Requirements, Permissions, and Ports

See the Target SQL Server Requirements, Permissions, and Ports topic for additional information.

Sensitive Data Discovery Considerations

If running Sensitive Data Discovery (SDD) scans, it will be necessary to increase the minimum amount of RAM. Each thread requires a minimum of 2 additional GB of RAM per host.For example, if the job is configured to scan 8 hosts at a time , then an extra 16 GB of RAM are required (8x2=16).

NOTE: The appropriate JDK (Java) version for Sensitive Data Discovery is installed on the server. The JDK deployed is prepackaged and does not require any configuration; it has been preconfigured to work with Access Analyzer and should never be customized through Java. It will not conflict with other JDKs or Java Runtimes in the same environment.

Location

The SQL Job Group within the Jobs tree, as part of the Database Solution: Jobs > Database > SQL.

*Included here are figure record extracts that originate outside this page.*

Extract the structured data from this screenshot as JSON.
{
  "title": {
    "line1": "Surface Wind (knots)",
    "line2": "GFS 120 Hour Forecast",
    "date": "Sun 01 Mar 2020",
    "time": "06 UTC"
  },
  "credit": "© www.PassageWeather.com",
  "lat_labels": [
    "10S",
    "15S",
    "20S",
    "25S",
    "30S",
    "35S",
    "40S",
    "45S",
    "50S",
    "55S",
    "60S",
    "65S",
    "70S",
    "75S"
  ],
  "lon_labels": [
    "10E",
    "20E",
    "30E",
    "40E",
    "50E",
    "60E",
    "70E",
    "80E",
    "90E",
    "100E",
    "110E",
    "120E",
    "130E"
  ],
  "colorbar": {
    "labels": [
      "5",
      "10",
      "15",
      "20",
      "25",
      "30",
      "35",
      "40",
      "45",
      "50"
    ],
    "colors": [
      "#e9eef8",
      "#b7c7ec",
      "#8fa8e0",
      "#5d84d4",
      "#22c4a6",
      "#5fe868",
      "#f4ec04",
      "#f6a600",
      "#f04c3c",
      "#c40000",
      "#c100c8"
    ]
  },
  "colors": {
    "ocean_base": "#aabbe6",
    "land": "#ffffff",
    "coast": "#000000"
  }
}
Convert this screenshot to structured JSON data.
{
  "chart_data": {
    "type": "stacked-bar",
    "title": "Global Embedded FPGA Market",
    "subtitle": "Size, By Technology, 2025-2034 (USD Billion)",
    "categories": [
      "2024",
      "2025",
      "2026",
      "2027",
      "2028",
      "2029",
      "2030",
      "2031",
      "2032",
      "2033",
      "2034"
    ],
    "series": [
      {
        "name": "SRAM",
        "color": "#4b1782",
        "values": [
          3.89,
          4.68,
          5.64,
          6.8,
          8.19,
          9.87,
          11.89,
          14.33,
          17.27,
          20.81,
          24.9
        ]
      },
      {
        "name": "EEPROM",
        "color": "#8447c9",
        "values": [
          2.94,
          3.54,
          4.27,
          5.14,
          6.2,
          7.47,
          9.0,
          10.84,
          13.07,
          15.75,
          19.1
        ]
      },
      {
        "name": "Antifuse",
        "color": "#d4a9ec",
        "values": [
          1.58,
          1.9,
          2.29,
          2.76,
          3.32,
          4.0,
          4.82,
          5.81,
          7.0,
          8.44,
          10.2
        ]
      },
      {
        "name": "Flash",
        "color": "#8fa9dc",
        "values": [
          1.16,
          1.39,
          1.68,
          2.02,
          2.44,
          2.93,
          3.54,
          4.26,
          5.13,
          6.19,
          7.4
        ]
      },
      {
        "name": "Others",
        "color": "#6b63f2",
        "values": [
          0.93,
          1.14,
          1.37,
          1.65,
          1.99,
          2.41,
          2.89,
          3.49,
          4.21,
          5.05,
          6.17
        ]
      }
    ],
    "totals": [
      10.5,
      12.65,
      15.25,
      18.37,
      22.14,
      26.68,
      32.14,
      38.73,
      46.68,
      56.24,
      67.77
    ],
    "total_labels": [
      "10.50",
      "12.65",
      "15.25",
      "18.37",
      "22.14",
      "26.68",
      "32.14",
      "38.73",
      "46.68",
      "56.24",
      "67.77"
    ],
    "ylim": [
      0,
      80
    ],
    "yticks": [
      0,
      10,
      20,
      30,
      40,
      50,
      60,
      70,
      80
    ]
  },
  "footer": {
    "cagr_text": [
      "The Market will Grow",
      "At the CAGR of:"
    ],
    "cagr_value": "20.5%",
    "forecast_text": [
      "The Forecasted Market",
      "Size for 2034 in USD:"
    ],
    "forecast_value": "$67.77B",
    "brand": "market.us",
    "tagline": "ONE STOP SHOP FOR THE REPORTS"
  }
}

The Database Solution license includes all supported database platforms supported by Access Analyzer. Additionally, Sensitive Data Discovery enables the solution to search database content for sensitive data.

SQL Job Group

The SQL Job Group includes:

  • Databases > 0.Collection > SQL > 0.Collection > SQL Job Group – This job group is designed to collect high level summary information from Microsoft SQL servers. This information is used by other jobs in the SQL solution set for further analysis and for producing respective reports.
  • Databases > 0.Collection > AzureSQL > 0.Collection > Azure SQL Job Group — This job group is designed to collect high level summary information from targeted Azure SQL Instances. This information is used by other jobs in the Azure SQL solution set to provide further analysis and for producing respective reports.
  • 1.Users and Roles Job Group– This job group is designed to provide insight into user security, roles, and object permissions to all the SQL server objects
  • 2.Activity Job Group – This job group is designed to provide insight into use login activity, object permission changes, any unusual database activity, SQL activity against sensitive data, SQL activity against selective or all database objects
  • 3.Permissions Job Group – This job group is designed to provide insight into all types of permissions at the instance, database, and object level across all the targeted SQL servers
  • 4.Configuration Job Group – This job group is designed to provide insight into potential vulnerabilities related to SQL server configuration settings
  • 5.Sensitive Data Job Group– This job group is designed to provide insight into where sensitive data exists and who has access to it across all the targeted SQL server databases
  • SQL_SecurityAssessment Job – This job is designed to summarize and categorize the security findings into HIGH, MEDIUM, LOW, and NO FINDING categories based on their severity.